Tenho me perguntado, com frequência, sobre o tema desses versos e sobre a tradução para o inglês de um poeta latino. Às vezes, penso que essas rimas devem sua forma presente a mim, sua decifradora – já que eram caóticas e obscuras. Como se devêssemos dar a um outro artista fragmentos pintados que compõem uma cópia do mosaico “A Transfiguração de São Pedro”, de Rafael; ele as agruparia de outro modo, determinado pelo seu talento e pela sua imaginação particular. As folhas de Sibila de Cumas, indubitavelmente, sofreram distorções e seu interesse e excelência decaíram ao passar pelas minhas mãos. Minha única desculpa por transformá-las é que estavam ininteligíveis em sua condição primeira.
Meus trabalhos acalentaram longas horas de solidão e me isolaram de um mundo que transformou sua então benigna face para uma outra, fulgurante de imaginação e poder. Perguntarão meus leitores: como poderia eu encontrar conforto em uma narrativa de mudanças tristes e de lamentações? Esse é um dos mistérios de nossa natureza, que se apoderou por completo de mim e de cuja influência não posso escapar. Confesso que me emocionei com o desenrolar da trama; e que me deprimi, não, agonizei em algumas partes do recital, que eu transcrevi literalmente dos meus materiais. Porém, assim é a natureza humana, pois a agitação mental me era querida e a imaginação, pintora de tempestades e terremotos, ou ainda pior, de paixões humanas tempestuosas e carregadas de ruína, aliviou minhas tristezas reais e infinitos arrependimentos ao revestir as fictícias de idealização, que sofre a ferroada mortal da dor.
É-me difícil saber se essa escusa é necessária.
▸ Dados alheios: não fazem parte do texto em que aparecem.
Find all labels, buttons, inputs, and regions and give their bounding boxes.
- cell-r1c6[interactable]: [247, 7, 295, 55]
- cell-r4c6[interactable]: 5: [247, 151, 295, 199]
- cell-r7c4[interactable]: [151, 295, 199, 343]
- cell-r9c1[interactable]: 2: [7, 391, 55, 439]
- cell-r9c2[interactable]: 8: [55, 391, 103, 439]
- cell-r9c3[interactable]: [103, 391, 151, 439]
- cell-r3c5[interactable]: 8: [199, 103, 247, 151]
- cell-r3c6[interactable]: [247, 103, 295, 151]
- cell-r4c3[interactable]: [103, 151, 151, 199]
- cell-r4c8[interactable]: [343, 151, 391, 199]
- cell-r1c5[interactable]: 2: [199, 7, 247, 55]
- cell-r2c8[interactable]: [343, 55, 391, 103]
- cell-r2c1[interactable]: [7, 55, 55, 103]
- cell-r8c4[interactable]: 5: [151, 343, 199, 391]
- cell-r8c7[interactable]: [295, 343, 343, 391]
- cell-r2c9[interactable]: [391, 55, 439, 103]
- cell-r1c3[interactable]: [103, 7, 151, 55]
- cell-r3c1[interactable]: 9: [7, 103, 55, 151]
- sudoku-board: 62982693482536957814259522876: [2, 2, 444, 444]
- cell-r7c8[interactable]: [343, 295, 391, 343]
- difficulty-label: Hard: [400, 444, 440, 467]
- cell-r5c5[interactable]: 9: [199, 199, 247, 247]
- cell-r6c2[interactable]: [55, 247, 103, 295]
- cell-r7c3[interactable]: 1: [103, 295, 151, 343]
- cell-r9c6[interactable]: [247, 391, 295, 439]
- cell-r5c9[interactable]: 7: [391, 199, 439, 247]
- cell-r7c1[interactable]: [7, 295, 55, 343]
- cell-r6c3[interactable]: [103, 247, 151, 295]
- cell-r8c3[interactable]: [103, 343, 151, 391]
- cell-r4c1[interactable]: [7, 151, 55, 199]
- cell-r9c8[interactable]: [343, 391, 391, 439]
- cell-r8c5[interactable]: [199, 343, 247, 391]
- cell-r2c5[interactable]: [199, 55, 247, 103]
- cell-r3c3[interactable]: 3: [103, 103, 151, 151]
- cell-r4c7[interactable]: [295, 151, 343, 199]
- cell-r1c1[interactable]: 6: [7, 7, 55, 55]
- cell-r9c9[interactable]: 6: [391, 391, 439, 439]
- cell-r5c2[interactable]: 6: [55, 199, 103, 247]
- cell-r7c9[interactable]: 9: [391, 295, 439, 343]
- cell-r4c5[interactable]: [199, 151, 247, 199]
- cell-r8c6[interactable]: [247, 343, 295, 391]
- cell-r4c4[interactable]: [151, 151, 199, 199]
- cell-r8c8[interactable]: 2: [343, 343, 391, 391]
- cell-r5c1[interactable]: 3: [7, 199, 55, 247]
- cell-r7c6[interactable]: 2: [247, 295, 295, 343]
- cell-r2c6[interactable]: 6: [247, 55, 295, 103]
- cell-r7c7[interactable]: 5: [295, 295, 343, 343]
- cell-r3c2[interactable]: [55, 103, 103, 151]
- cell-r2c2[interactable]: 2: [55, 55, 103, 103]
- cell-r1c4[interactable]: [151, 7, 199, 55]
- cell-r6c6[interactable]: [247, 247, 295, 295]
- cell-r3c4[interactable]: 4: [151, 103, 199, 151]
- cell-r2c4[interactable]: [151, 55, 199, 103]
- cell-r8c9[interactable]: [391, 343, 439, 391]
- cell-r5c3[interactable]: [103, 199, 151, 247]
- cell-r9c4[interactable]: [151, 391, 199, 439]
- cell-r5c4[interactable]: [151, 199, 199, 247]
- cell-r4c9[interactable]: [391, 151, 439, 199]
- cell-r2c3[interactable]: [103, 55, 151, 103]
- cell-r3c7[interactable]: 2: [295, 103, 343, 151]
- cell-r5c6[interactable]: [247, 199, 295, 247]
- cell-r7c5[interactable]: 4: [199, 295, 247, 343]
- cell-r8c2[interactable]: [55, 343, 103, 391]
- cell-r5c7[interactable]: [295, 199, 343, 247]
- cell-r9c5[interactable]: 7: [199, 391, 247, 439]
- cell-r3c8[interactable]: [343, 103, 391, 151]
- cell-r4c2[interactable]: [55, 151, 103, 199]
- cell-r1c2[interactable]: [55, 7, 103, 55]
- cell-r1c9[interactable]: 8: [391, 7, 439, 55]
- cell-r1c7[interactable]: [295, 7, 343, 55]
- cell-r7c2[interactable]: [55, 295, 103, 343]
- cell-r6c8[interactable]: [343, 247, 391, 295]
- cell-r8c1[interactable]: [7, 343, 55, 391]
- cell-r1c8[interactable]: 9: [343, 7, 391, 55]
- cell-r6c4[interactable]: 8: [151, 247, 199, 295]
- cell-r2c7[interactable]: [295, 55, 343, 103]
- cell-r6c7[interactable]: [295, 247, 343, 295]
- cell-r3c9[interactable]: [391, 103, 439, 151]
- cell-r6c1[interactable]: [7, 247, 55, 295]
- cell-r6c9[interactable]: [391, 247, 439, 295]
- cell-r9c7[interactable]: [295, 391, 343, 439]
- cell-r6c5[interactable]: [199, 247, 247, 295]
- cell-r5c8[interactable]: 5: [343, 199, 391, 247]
Os méritos da minha adaptação e tradução devem determinar quão bem eu investi meu tempo e meus poderes imperfeitos ao dar forma e substância às frágeis e tênues Folhas de Sibila.
[1] Avernus: lago formado numa região vulcânica próxima ao Vesúsio e da caverna cumana, onde os antigos gregos e romanos acreditavam estar localizada a entrada para o Hades, ou o mundo subterrâneo dos mortos. A lenda ainda nos conta que sobre o lago nem as aves ousavam voar.
[2] Lazzeroni são membros das camadas sociais mais baixas de Nápoles. Nesse caso, trabalham como guias turísticos e criados
[3] Refere-se a duas passagens do Velho Testamento: no livro do Gênesis 8, v. 8 a 9: “Depois soltou uma pomba para ver se as águas já haviam secado sobre a face da terra. Mas a pomba, não achando terra seca onde pousar, voltou para a arca”; e no livro do Êxodos 14, v.22: “...e os israelitas entraram pelo meio do mar a pé enxuto, enquanto as águas lhes formavam uma muralha à direita e outra à esquerda.”
[4] A Sibila de Cumas recebia em sua caverna, Apolo, o deus dos presságios, dentre outros atributos.
[5] Do italiano: “Não, isso não é possível.”
[6] A Sibila de Cumas anotava em folhas o que Apolo lhe sussurrava sobre os fatos do futuro. Esta anotava as profecias em folhas soltas e às lançava no ar, sendo coletadas pelos sacerdotes de Apolo.
[7]7 “Pensei em mostrar-te outros trabalhos
De minhas frágeis folhas, mas qual cruel planeta
Nossa companhia inveja, Oh meu nobre tesouro?”
“Il Canzonieri”, Soneto CCCXXII, Francesco Petrarca
VOLUME I
CAPÍTULO I
SOU NATIVO de um recanto cercado pelos mares, uma terra obscurecida pelas nuvens que, quando a superfície do globo, com seu oceano sem praias e continentes perdidos, apresenta-se à minha mente, surge apenas como um grão desprezível no imenso todo; e ainda, quando medido na escala do poder mental, ultrapassa em muito países de maior extensão e de população mais numerosa.